Watchmen (out of the archives)

(N.B.: I wrote this whenever ‘a recent post’ was recent. The film itself is no longer even remotely relevant, but Alec told me [probably a year ago, christ] that the review was worth posting. So: here.)

After I saw Zack Snyder’s Watchmen, I spent some time trying to concentrate my thoughts on the film enough for a post here. I was never able to do so to my satisfaction, and eventually the film stopped being timely. Luckily, a recent post at Alicublog brought up Anthony Lane’s review of the film. Instead of making an overlong and off-topic comment there, I’ll make you all suffer. (Here be spoilers for both film and comic.) Lane pans the film as an inhumane celebration of thuggery, and he repeatedly states that the comic and the movie are philosophically similar. I mostly agree with Lane’s assessment of Watchmen the film, but couldn’t agree less with his association of Snyder’s love of thuggery with Alan Moore himself. The film is an eviscerated parody of the comic I read. On its own, the superhero story is not particularly notable –it’s the kind of “dark” inverted hero story that Frank Miller might have written. What I find appealing about Watchmen that both Snyder and Lane missed are simple human stories, cut short by Veidt’s scheme.

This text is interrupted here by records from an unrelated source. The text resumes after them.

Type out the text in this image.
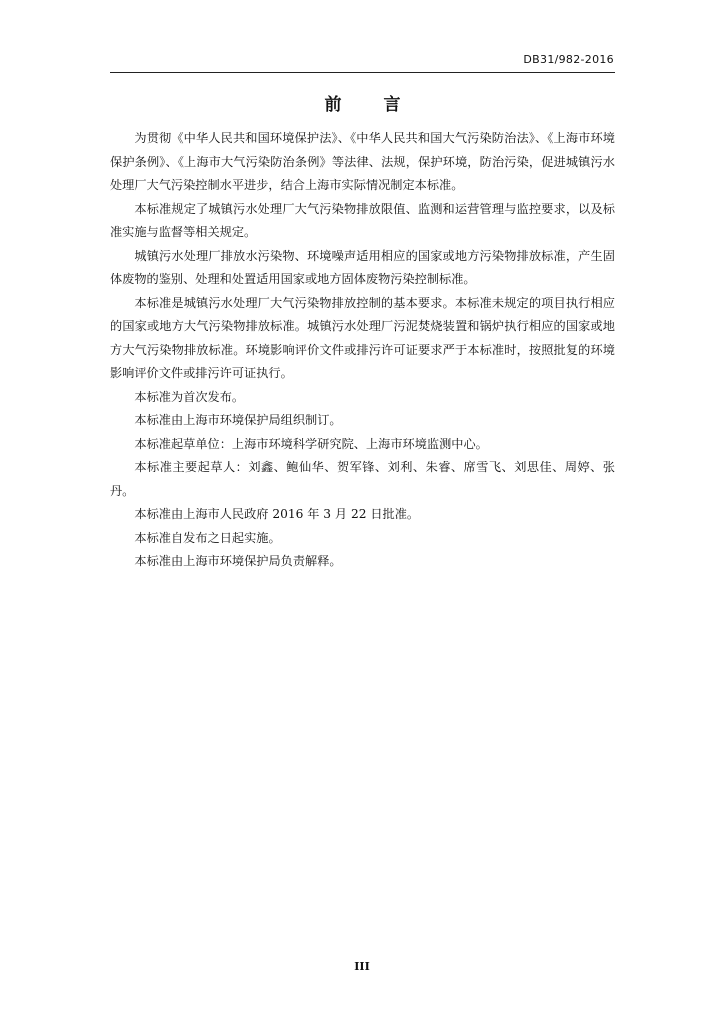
DB31/982-2016
前 言

为贯彻《中华人民共和国环境保护法》、《中华人民共和国大气污染防治法》、《上海市环境保护条例》、《上海市大气污染防治条例》等法律、法规，保护环境，防治污染，促进城镇污水处理厂大气污染控制水平进步，结合上海市实际情况制定本标准。

本标准规定了城镇污水处理厂大气污染物排放限值、监测和运营管理与监控要求，以及标准实施与监督等相关规定。

城镇污水处理厂排放水污染物、环境噪声适用相应的国家或地方污染物排放标准，产生固体废物的鉴别、处理和处置适用国家或地方固体废物污染控制标准。

本标准是城镇污水处理厂大气污染物排放控制的基本要求。本标准未规定的项目执行相应的国家或地方大气污染物排放标准。城镇污水处理厂污泥焚烧装置和锅炉执行相应的国家或地方大气污染物排放标准。环境影响评价文件或排污许可证要求严于本标准时，按照批复的环境影响评价文件或排污许可证执行。

本标准为首次发布。

本标准由上海市环境保护局组织制订。

本标准起草单位：上海市环境科学研究院、上海市环境监测中心。

本标准主要起草人：刘鑫、鲍仙华、贺军锋、刘利、朱睿、席雪飞、刘思佳、周婷、张丹。

本标准由上海市人民政府 2016 年 3 月 22 日批准。

本标准自发布之日起实施。

本标准由上海市环境保护局负责解释。

III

The emotional peak of the comic is the execution of Veidt’s plan. A half-dozen small plots with decidedly non-superheroic characters – a cabbie’s fight with her girlfriend, a newspaper vendor talking to an uninterested youth reading a pirate comic, the paranoia- and drug-fueled murder of Hollis Mason, the eventual disgrace of the cop who captures Rorschach,  and Rorschach’s psychiatrist spiralling into despair and alienating his wife — begin to be drawn together. At that moment, Veidt’s plan to murder half of New York takes effect, and all of these lives are obliterated in a series of panels which still makes me tear up even after dozens of readings.

Watchmen does briefly reference the iconic scene with the newspaper vendor and youth in silhouette before everything goes white. You’d just about miss it. And it symbolized exactly what was wrong with the film — I had no emotional response, because I had no reason to care about these characters.

Quite a lot of the film is spent slavishly recreating the hero arc of the comic, to the expense of just about everything else. The resulting plot arc, with the characters as written, would have been pretty strongly biased in favor of Veidt. Moore’s Adrian Veidt is a fascinating character, one of the best villains ever written — because he is strong, and handsome, and charming, and makes a fairly convincing argument that he had to murder millions of people to save the world. Furthermore, Moore never explicitly rebukes Veidt’s actions. The comic’s protagonists come around at the end, agree to stay quiet, and return to their lives — except one, the psychotic (and ultimately suicidal) serial killer Rorschach. Beyond that, the only person really questioning Veidt at the end is Veidt himself.

Snyder realized this, although he didn’t seem to recognize the value of the excised plots (the part he’s restoring in his director’s cut, apparently, is the well-done but marginal Black Freighter story). So he turns Veidt into a weaselly, snivelling Eurofag (with a directory labelled BOYS on his computer, natch), makes Dan and Laurie stronger and more appealing, and does everything he can to make a psycho killer like Rorschach an antihero.

This is what Lane saw in the film. I agree with him on that. The dehumanized script of the film had to increase the severity of Veidt’s crime by a tremendous magnitude, replacing “half of New York” with the complete obliteration of a handful of the world’s biggest cities. The comic’s Dan Dreiberg is shocked and appalled at Veidt’s murders at first, but ultimately agrees to go along with Veidt’s plan. In the movie, the same scene ends with an absurd sequence where Dreiberg beats the shit out of Veidt and accuses him of “deforming humanity.” It’s fitting that a film directed by the guy who did 300 replaced half the plot with a burly man repeatedly punching a homosexual in the face.

(An aside — I’m aware Snyder didn’t write the script, and I’m being lazy in attributing all of these decisions to him. I apologize. However, I suspect that Snyder was satisfied with the script he filmed, and his previous work on 300 as well as his obvious love of filming scenes of merciless violence reinforce this. Oh, and before I forget: the comic depicts the pre-Keene Act rioters as middle-aged, pudgy working people. The film depicts them as bomb-throwing hippies. It all adds up.)

In general, the film’s script slashes out any scene that doesn’t feature a superhero but dedicates minutes on end to loving expansions of sex and fight scenes (Dan & Laurie on the airship, the Comedian’s death, the thugs in the alley) which were dispensed with fairly quickly in the comic. I know the entire book comic would have been impossible to film, but when you expand a scene just so you can show more of Malin Akerman getting a deep dicking you open yourself up to questions about priorities.